Brecha em nova lei nos EUA pode gerar bilhões a menos em impostos

A lei proposta pelos republicanos foi a primeira grande vitória legislativa de Donald Trump (iStock)

Uma falha na política de impostos dos EUA pode permitir que multinacionais deixem de pagar bilhões em impostos pelo dinheiro que mantêm no exterior, segundo especialistas. Só a Apple conseguiria “economizar” US$ 4 bilhões, segundo Stephen Shay, professor da Escola de Direito de Harvard.
Tanto a gigante tecnológica quanto o Departamento do Tesouro dos Estados Unidos e os funcionários do Serviço Interno de Receitas se recusaram a comentar o assunto. “Isso é, claramente, o resultado de uma legislação feita às pressas”, disse Shay, que já foi funcionário fiscal do Departamento do Tesouro.

LEIA TAMBÉM: 6 razões por que 2018 pode ser problemático para as gigantes de tecnologia

A lei proposta pelos republicanos foi a primeira grande vitória legislativa de Donald Trump desde que ele assumiu a Presidência, há quase um ano. A medida, que teve oposição unânime dos democratas, foi sancionada este mês.

Uma das mudanças que entraram em vigor foi uma queda nos impostos sobre os aproximadamente US$ 2,6 trilhões que as multinacionais enviaram para o exterior nos últimos anos. Os lucros acumulados no exterior, agora, serão tributados em 15,5% ou 8%, bem abaixo dos 35% que seriam cobrados antes da aprovação da lei.

Pela brecha na lei, é possível fazer uma manobra fiscal e transformar o dinheiro que seria taxado em 15,5% em ativos não monetários, ou seja, que não serão recebidos ou liquidados em dinheiro e que, por isso, passam a ser taxados em 8%. Dessa forma, as empresas conseguiriam pagar ainda menos imposto.

“Mesmo antes da legislação ter sido divulgada, em novembro, as multinacionais planejavam converter o lucro em ativos não monetários, embora não estivesse claro o que iria constituir o dinheiro para esse propósito”, disse Reuven Avi-Yonah, especialista em impostos na Faculdade de Direito da Universidade de Michigan.

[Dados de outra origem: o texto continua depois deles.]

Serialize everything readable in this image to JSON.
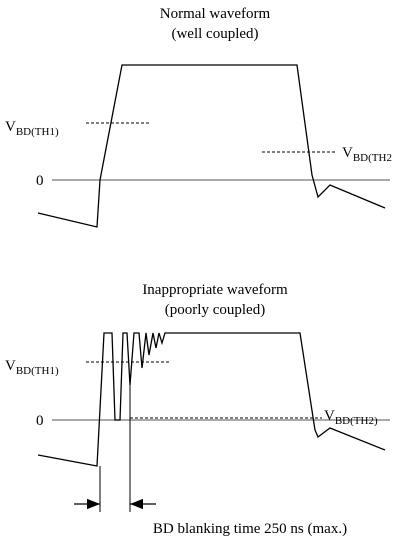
{
  "top": {
    "title": "Normal waveform",
    "subtitle": "(well coupled)",
    "th1": {
      "main": "V",
      "sub": "BD(TH1)"
    },
    "th2": {
      "main": "V",
      "sub": "BD(TH2"
    },
    "zero": "0"
  },
  "bottom": {
    "title": "Inappropriate waveform",
    "subtitle": "(poorly coupled)",
    "th1": {
      "main": "V",
      "sub": "BD(TH1)"
    },
    "th2": {
      "main": "V",
      "sub": "BD(TH2)"
    },
    "zero": "0"
  },
  "caption": "BD blanking time 250 ns (max.)"
}
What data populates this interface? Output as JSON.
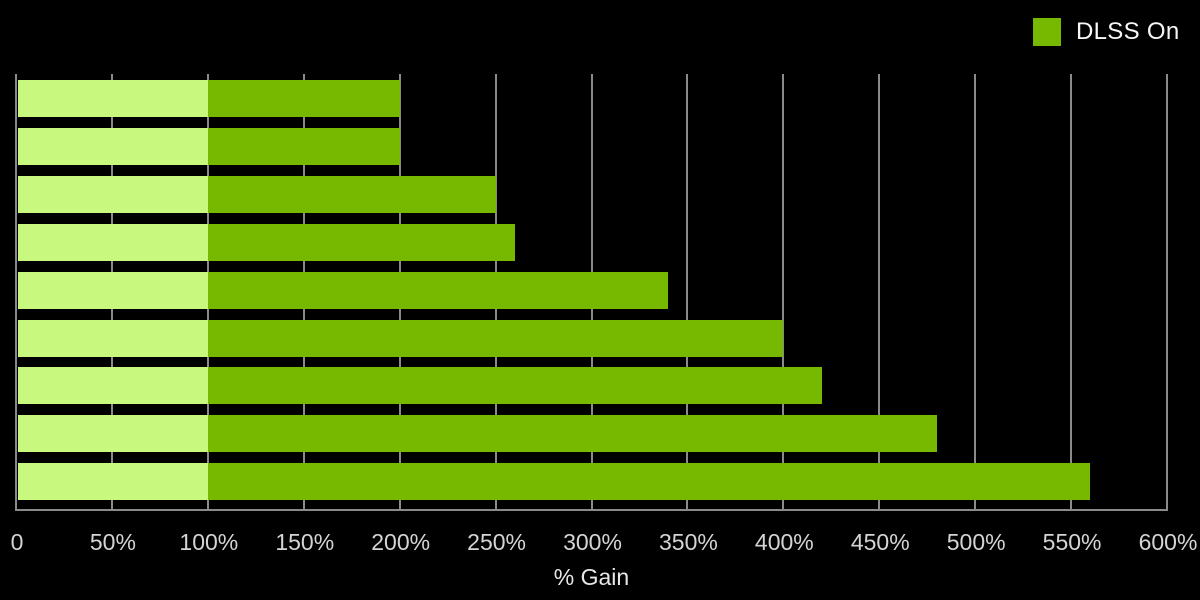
{
  "chart_data": {
    "type": "bar",
    "orientation": "horizontal",
    "xlabel": "% Gain",
    "xlim": [
      0,
      600
    ],
    "x_tick_values": [
      0,
      50,
      100,
      150,
      200,
      250,
      300,
      350,
      400,
      450,
      500,
      550,
      600
    ],
    "x_tick_labels": [
      "0",
      "50%",
      "100%",
      "150%",
      "200%",
      "250%",
      "300%",
      "350%",
      "400%",
      "450%",
      "500%",
      "550%",
      "600%"
    ],
    "grid": "vertical-gridlines",
    "legend": {
      "position": "top-right",
      "label": "DLSS On"
    },
    "baseline_value": 100,
    "series": [
      {
        "name": "DLSS On",
        "values": [
          200,
          200,
          250,
          260,
          340,
          400,
          420,
          480,
          560
        ]
      }
    ]
  },
  "colors": {
    "background": "#000000",
    "bar_gain": "#76b900",
    "bar_baseline": "#c9f87e",
    "gridline": "#8a8a8a",
    "axis_line": "#8a8a8a",
    "tick_label": "#d4d4d4",
    "axis_label": "#e8e8e8",
    "legend_label": "#f7f7f7"
  }
}
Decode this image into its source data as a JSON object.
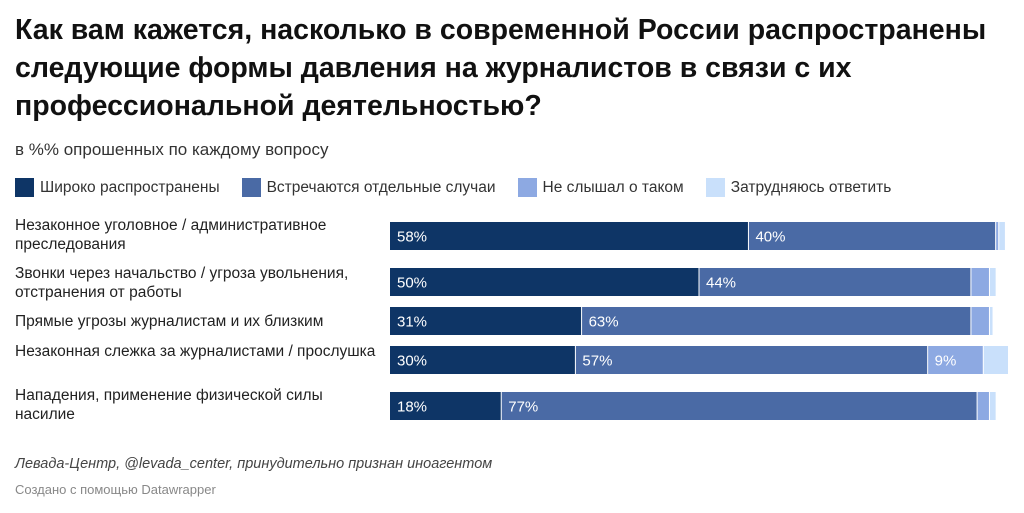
{
  "title": "Как вам кажется, насколько в современной России распространены следующие формы давления на журналистов в связи с их профессиональной деятельностью?",
  "subtitle": "в %% опрошенных по каждому вопросу",
  "legend": [
    {
      "label": "Широко распространены",
      "color": "#0e3566"
    },
    {
      "label": "Встречаются отдельные случаи",
      "color": "#4a6aa5"
    },
    {
      "label": "Не слышал о таком",
      "color": "#8da9e2"
    },
    {
      "label": "Затрудняюсь ответить",
      "color": "#c9e0fb"
    }
  ],
  "chart_data": {
    "type": "bar",
    "stacked": true,
    "orientation": "horizontal",
    "categories": [
      "Незаконное уголовное / административное преследования",
      "Звонки через начальство / угроза увольнения, отстранения от работы",
      "Прямые угрозы журналистам и их близким",
      "Незаконная слежка за журналистами / прослушка",
      "Нападения, применение физической силы насилие"
    ],
    "series": [
      {
        "name": "Широко распространены",
        "values": [
          58,
          50,
          31,
          30,
          18
        ],
        "labels": [
          "58%",
          "50%",
          "31%",
          "30%",
          "18%"
        ]
      },
      {
        "name": "Встречаются отдельные случаи",
        "values": [
          40,
          44,
          63,
          57,
          77
        ],
        "labels": [
          "40%",
          "44%",
          "63%",
          "57%",
          "77%"
        ]
      },
      {
        "name": "Не слышал о таком",
        "values": [
          0.5,
          3,
          3,
          9,
          2
        ],
        "labels": [
          "",
          "",
          "",
          "9%",
          ""
        ]
      },
      {
        "name": "Затрудняюсь ответить",
        "values": [
          1,
          1,
          0.5,
          4,
          1
        ],
        "labels": [
          "",
          "",
          "",
          "",
          ""
        ]
      }
    ],
    "xlim": [
      0,
      100
    ]
  },
  "source": "Левада-Центр, @levada_center, принудительно признан иноагентом",
  "credit": "Создано с помощью Datawrapper"
}
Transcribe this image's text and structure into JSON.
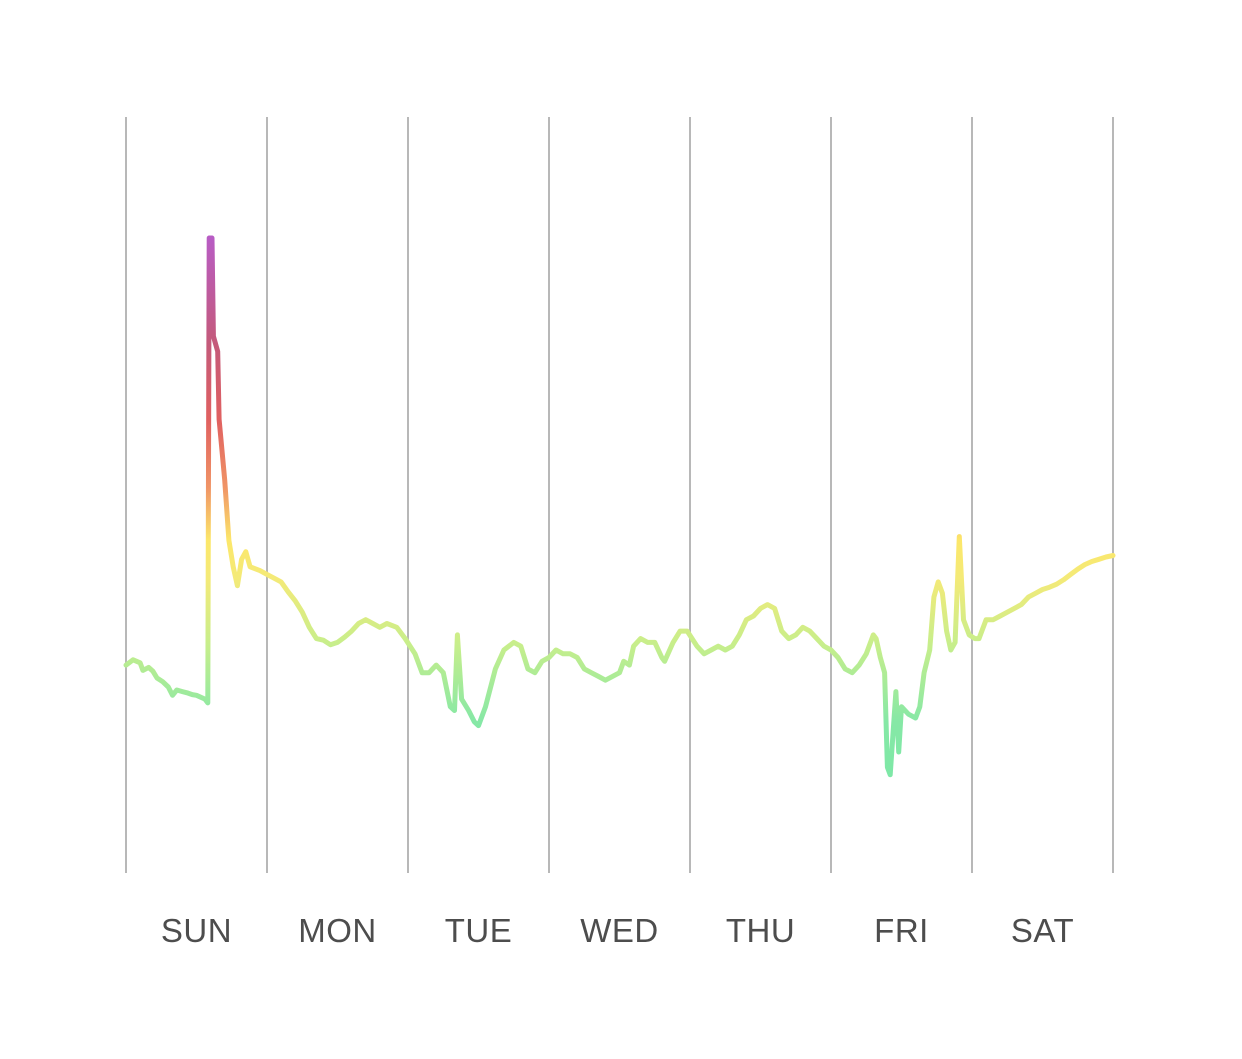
{
  "chart_data": {
    "type": "line",
    "title": "",
    "xlabel": "",
    "ylabel": "",
    "grid": "vertical day separators",
    "legend": "none",
    "categories": [
      "SUN",
      "MON",
      "TUE",
      "WED",
      "THU",
      "FRI",
      "SAT"
    ],
    "xlim": [
      0,
      7
    ],
    "ylim": [
      0,
      100
    ],
    "colors": {
      "low": "#6ee7a8",
      "mid_low": "#c6ee8c",
      "mid": "#fce76a",
      "mid_high": "#f09466",
      "high": "#e06060",
      "peak": "#b85cc4",
      "grid": "#b8b8b8",
      "label": "#4d4d4d"
    },
    "series": [
      {
        "points": [
          [
            0.0,
            27.5
          ],
          [
            0.05,
            28.2
          ],
          [
            0.1,
            27.8
          ],
          [
            0.12,
            26.8
          ],
          [
            0.16,
            27.2
          ],
          [
            0.19,
            26.7
          ],
          [
            0.22,
            25.8
          ],
          [
            0.26,
            25.3
          ],
          [
            0.3,
            24.6
          ],
          [
            0.33,
            23.5
          ],
          [
            0.36,
            24.2
          ],
          [
            0.4,
            24.0
          ],
          [
            0.44,
            23.8
          ],
          [
            0.47,
            23.6
          ],
          [
            0.5,
            23.5
          ],
          [
            0.56,
            23.0
          ],
          [
            0.58,
            22.5
          ],
          [
            0.59,
            84.0
          ],
          [
            0.61,
            84.0
          ],
          [
            0.62,
            71.0
          ],
          [
            0.65,
            69.0
          ],
          [
            0.66,
            60.0
          ],
          [
            0.68,
            56.0
          ],
          [
            0.7,
            52.0
          ],
          [
            0.73,
            44.0
          ],
          [
            0.76,
            40.5
          ],
          [
            0.79,
            38.0
          ],
          [
            0.82,
            41.5
          ],
          [
            0.85,
            42.5
          ],
          [
            0.88,
            40.5
          ],
          [
            0.95,
            40.0
          ],
          [
            1.0,
            39.5
          ],
          [
            1.05,
            39.0
          ],
          [
            1.1,
            38.5
          ],
          [
            1.15,
            37.2
          ],
          [
            1.2,
            36.0
          ],
          [
            1.25,
            34.5
          ],
          [
            1.3,
            32.5
          ],
          [
            1.35,
            31.0
          ],
          [
            1.4,
            30.8
          ],
          [
            1.45,
            30.2
          ],
          [
            1.5,
            30.5
          ],
          [
            1.55,
            31.2
          ],
          [
            1.6,
            32.0
          ],
          [
            1.65,
            33.0
          ],
          [
            1.7,
            33.5
          ],
          [
            1.75,
            33.0
          ],
          [
            1.8,
            32.5
          ],
          [
            1.85,
            33.0
          ],
          [
            1.92,
            32.5
          ],
          [
            1.98,
            31.0
          ],
          [
            2.05,
            29.0
          ],
          [
            2.1,
            26.5
          ],
          [
            2.15,
            26.5
          ],
          [
            2.2,
            27.5
          ],
          [
            2.25,
            26.5
          ],
          [
            2.3,
            22.0
          ],
          [
            2.33,
            21.5
          ],
          [
            2.35,
            31.5
          ],
          [
            2.38,
            23.0
          ],
          [
            2.43,
            21.5
          ],
          [
            2.47,
            20.0
          ],
          [
            2.5,
            19.5
          ],
          [
            2.55,
            22.0
          ],
          [
            2.62,
            27.0
          ],
          [
            2.68,
            29.5
          ],
          [
            2.75,
            30.5
          ],
          [
            2.8,
            30.0
          ],
          [
            2.85,
            27.0
          ],
          [
            2.9,
            26.5
          ],
          [
            2.95,
            28.0
          ],
          [
            3.0,
            28.5
          ],
          [
            3.05,
            29.5
          ],
          [
            3.1,
            29.0
          ],
          [
            3.15,
            29.0
          ],
          [
            3.2,
            28.5
          ],
          [
            3.25,
            27.0
          ],
          [
            3.3,
            26.5
          ],
          [
            3.35,
            26.0
          ],
          [
            3.4,
            25.5
          ],
          [
            3.45,
            26.0
          ],
          [
            3.5,
            26.5
          ],
          [
            3.53,
            28.0
          ],
          [
            3.57,
            27.5
          ],
          [
            3.6,
            30.0
          ],
          [
            3.65,
            31.0
          ],
          [
            3.7,
            30.5
          ],
          [
            3.75,
            30.5
          ],
          [
            3.8,
            28.5
          ],
          [
            3.82,
            28.0
          ],
          [
            3.88,
            30.5
          ],
          [
            3.93,
            32.0
          ],
          [
            3.98,
            32.0
          ],
          [
            4.05,
            30.0
          ],
          [
            4.1,
            29.0
          ],
          [
            4.15,
            29.5
          ],
          [
            4.2,
            30.0
          ],
          [
            4.25,
            29.5
          ],
          [
            4.3,
            30.0
          ],
          [
            4.35,
            31.5
          ],
          [
            4.4,
            33.5
          ],
          [
            4.45,
            34.0
          ],
          [
            4.5,
            35.0
          ],
          [
            4.55,
            35.5
          ],
          [
            4.6,
            35.0
          ],
          [
            4.65,
            32.0
          ],
          [
            4.7,
            31.0
          ],
          [
            4.75,
            31.5
          ],
          [
            4.8,
            32.5
          ],
          [
            4.85,
            32.0
          ],
          [
            4.9,
            31.0
          ],
          [
            4.95,
            30.0
          ],
          [
            5.0,
            29.5
          ],
          [
            5.05,
            28.5
          ],
          [
            5.1,
            27.0
          ],
          [
            5.15,
            26.5
          ],
          [
            5.2,
            27.5
          ],
          [
            5.25,
            29.0
          ],
          [
            5.3,
            31.5
          ],
          [
            5.32,
            31.0
          ],
          [
            5.35,
            28.5
          ],
          [
            5.38,
            26.5
          ],
          [
            5.4,
            14.0
          ],
          [
            5.42,
            13.0
          ],
          [
            5.46,
            24.0
          ],
          [
            5.48,
            16.0
          ],
          [
            5.5,
            22.0
          ],
          [
            5.55,
            21.0
          ],
          [
            5.6,
            20.5
          ],
          [
            5.63,
            22.0
          ],
          [
            5.66,
            26.5
          ],
          [
            5.7,
            29.5
          ],
          [
            5.73,
            36.5
          ],
          [
            5.76,
            38.5
          ],
          [
            5.79,
            37.0
          ],
          [
            5.82,
            32.0
          ],
          [
            5.85,
            29.5
          ],
          [
            5.88,
            30.5
          ],
          [
            5.91,
            44.5
          ],
          [
            5.94,
            33.5
          ],
          [
            5.98,
            31.5
          ],
          [
            6.02,
            31.0
          ],
          [
            6.05,
            31.0
          ],
          [
            6.1,
            33.5
          ],
          [
            6.15,
            33.5
          ],
          [
            6.2,
            34.0
          ],
          [
            6.25,
            34.5
          ],
          [
            6.3,
            35.0
          ],
          [
            6.35,
            35.5
          ],
          [
            6.4,
            36.5
          ],
          [
            6.45,
            37.0
          ],
          [
            6.5,
            37.5
          ],
          [
            6.55,
            37.8
          ],
          [
            6.6,
            38.2
          ],
          [
            6.65,
            38.8
          ],
          [
            6.7,
            39.5
          ],
          [
            6.75,
            40.2
          ],
          [
            6.8,
            40.8
          ],
          [
            6.85,
            41.2
          ],
          [
            6.9,
            41.5
          ],
          [
            6.95,
            41.8
          ],
          [
            7.0,
            42.0
          ]
        ]
      }
    ]
  }
}
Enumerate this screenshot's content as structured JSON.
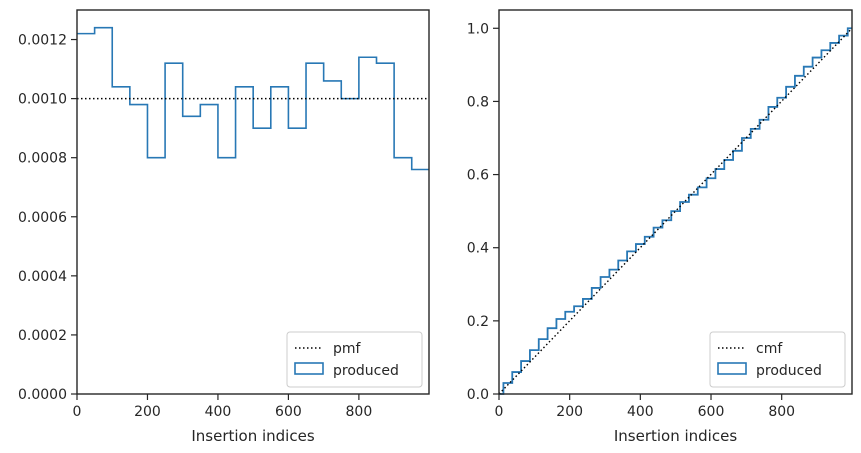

VEJA MAIS: Novas tecnologias transformam as operações tributárias nas empresas

A brecha que torna essa transação possível envolve uma fórmula para calcular quanto do ganho no exterior está sujeito à maior taxa de imposto. A marca de referência é a posição financeira da companhia, calculada como a maior da média dos dois últimos anos fiscais ou do saldo no final do último ano fiscal, iniciado antes de 1º de janeiro de 2018.

A nova lei diz que esse tipo de manobra pode ser desconsiderada pelas autoridades fiscais dos EUA. Mas especialistas em impostos afirmam que esta medida antiabuso não se aplica automaticamente e que os advogados tributaristas das empresas podem recorrer.